La corrente viene dai tetti

Un altro pezzo del puzzle è costituito dalla produzione propria di corrente. Come sostiene l’esperto, in Svizzera il potenziale del fotovoltaico è molto elevato, «e anche Swisscom può produrre molta più corrente da energia solare». Pur disponendo già di alcuni impianti fotovoltaici sui suoi tetti, adesso Swisscom ha deciso di ampliare attivamente il proprio parco solare, anche in considerazione della crescente elettrificazione della flotta di veicoli Swisscom fino al 2030. Dopo la costruzione del complesso impianto fotovoltaico sul tetto della sede principale di Worblaufen, ora Swisscom è alle prese con le 5000 antenne di telefonia mobile: in collaborazione con i proprietari degli edifici potrebbero essere installati migliaia di impianti solari in grado di fornire corrente economica e pulita sia agli edifici che alle antenne Swisscom. Una classica situazione win-win per entrambe le parti. E anche per il clima.

Sostenibile, più sostenibile, Swisscom

Da 20 anni, Swisscom si impegna a 360 gradi a favore della sostenibilità e ha ricevuto diversi riconoscimenti. Quest’estate, la rivista «World Finance», il Boston Consulting Group e Sustainalytics hanno eletto Swisscom l’«azienda di telecomunicazioni più sostenibile al mondo».

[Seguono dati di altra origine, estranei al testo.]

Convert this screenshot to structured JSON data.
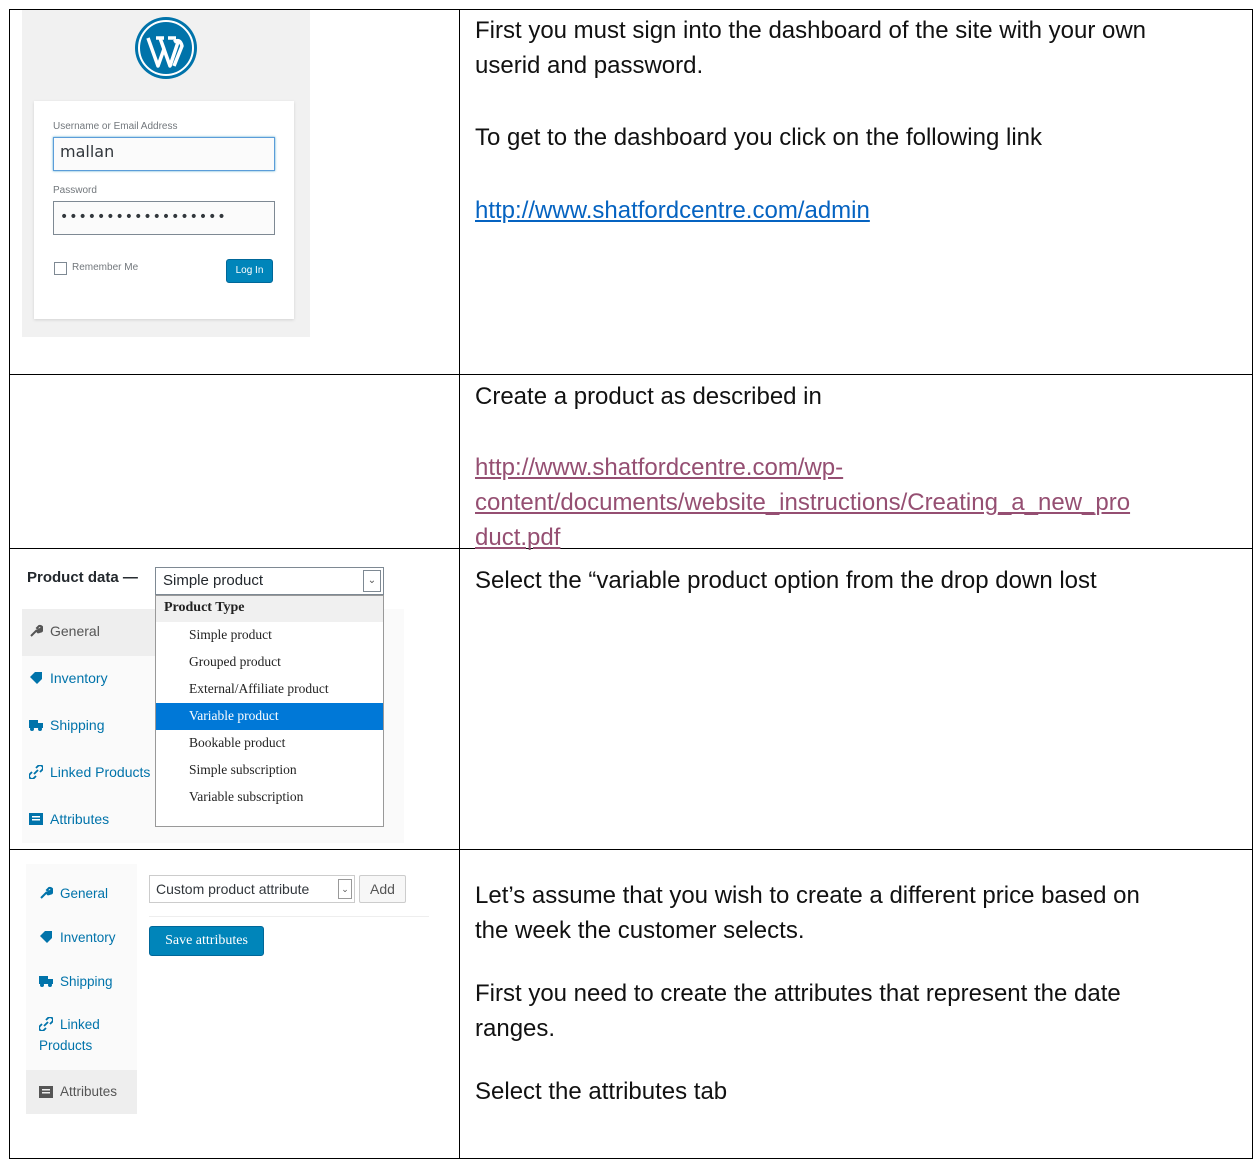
{
  "row1": {
    "login": {
      "username_label": "Username or Email Address",
      "username_value": "mallan",
      "password_label": "Password",
      "password_value": "••••••••••••••••••",
      "remember_label": "Remember Me",
      "login_button": "Log In",
      "logo_icon": "wordpress-logo-icon"
    },
    "text": {
      "line1": "First you must sign into the dashboard of the site with your own",
      "line2": "userid and password.",
      "line3": "To get to the dashboard you click on the following link",
      "link": "http://www.shatfordcentre.com/admin"
    }
  },
  "row2": {
    "text": {
      "line1": "Create a product as described in",
      "link_line1": "http://www.shatfordcentre.com/wp-",
      "link_line2": "content/documents/website_instructions/Creating_a_new_pro",
      "link_line3": "duct.pdf"
    }
  },
  "row3": {
    "product_data_label": "Product data —",
    "selected_type": "Simple product",
    "dropdown_group": "Product Type",
    "options": [
      "Simple product",
      "Grouped product",
      "External/Affiliate product",
      "Variable product",
      "Bookable product",
      "Simple subscription",
      "Variable subscription"
    ],
    "highlighted_option": "Variable product",
    "tabs": [
      "General",
      "Inventory",
      "Shipping",
      "Linked Products",
      "Attributes"
    ],
    "text": "Select the “variable product option from the drop down lost"
  },
  "row4": {
    "tabs": [
      "General",
      "Inventory",
      "Shipping",
      "Linked",
      "Products",
      "Attributes"
    ],
    "attribute_select": "Custom product attribute",
    "add_button": "Add",
    "save_button": "Save attributes",
    "text": {
      "line1": "Let’s assume that you wish to create a different price based on",
      "line2": "the week the customer selects.",
      "line3": "First you need to create the attributes that represent the date",
      "line4": "ranges.",
      "line5": "Select the attributes tab"
    }
  },
  "colors": {
    "link_blue": "#0563c1",
    "link_visited": "#954f72",
    "wp_blue": "#0085ba",
    "highlight": "#0078d7"
  }
}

Uno dei motivi della vittoria è che Swisscom si impegna a trovare soluzioni rispettose del clima per gli utenti e insieme ai suoi clienti vanta un bilancio climatico positivo sin dal 2017. E per di più si pone obiettivi ambiziosi: infatti, entro il 2025 intende risparmiare 500’000 tonnellate nette di CO2 all’anno. Ciò significa che il risparmio ottenuto dai clienti con i prodotti Swisscom corrisponde a 500’000 tonnellate in più rispetto al totale delle emissioni causate, inclusa la catena di fornitura. Come se non bastasse, Swisscom mira inoltre ad aumentare la sua efficienza energetica di un ulteriore 25% attraverso una serie di misure:

  • Reti più efficienti grazie ad architetture inedite, miglioramenti tecnologici e un raffreddamento più efficace in termini di energia. Smantellamento delle reti obsolete.
  • Edifici intelligenti e centri di calcolo ad alta efficienza: risanamento degli edifici e degli impianti di riscaldamento, gestione smart degli edifici e illuminazione più efficiente.
  • Sviluppo di servizi e soluzioni digitali che consentono alla popolazione svizzera di adottare uno stile di vita rispettoso del clima: work smart, smart city, smart energy, smart mobility, prodotti smart.
  • Impiego di nuove tecnologie come Internet of Things, robotica, intelligenza artificiale o 5G a servizio della tutela climatica e ambientale.
  • «Swiss Climate Challenge»: l’app per ottimizzare l’impronta di CO2. In collaborazione con SvizzeraEnergia, Engagement Migros e South Pole.

Consigli e tendenze per essere parte del cambiamento

Cambiate rotta anche voi!

Il nostro pianeta sta diventando sempre più caldo e inospitale. Per questo, Swisscom unisce le sue forze con rappresentanti della politica e della scienza nonché con altre aziende e con i clienti per contribuire al raggiungimento degli obiettivi per il clima dell’ONU e aumentare l’efficienza energetica.

Siete dei nostri? Ecco come potete fare la differenza:

  • Consumate meno corrente.
  • Non buttate via gli apparecchi elettronici. Fateli riparare o restituiteli, perché contengono materie prime preziose; oppure acquistate un dispositivo usato.
  • Lavorate da casa utilizzando tecnologie smart di ultima generazione.
  • Impiegate tecnologie all’avanguardia nelle PMI, ad esempio per organizzare videoconferenze o per rendere la logistica più sostenibile.
  • Optate per tecnologie smart anche a casa vostra, in modo da mantenere la temperatura desiderata solo quando siete in casa.
  • Motivate i vostri amici e conoscenti. Eliminate gli ostacoli: fate sì che per i vostri cari, i vostri figli e per i clienti vivere in modo sostenibile sia più semplice che mai. Oppure incoraggiateli fornendo loro informazioni o agevolazioni fiscali.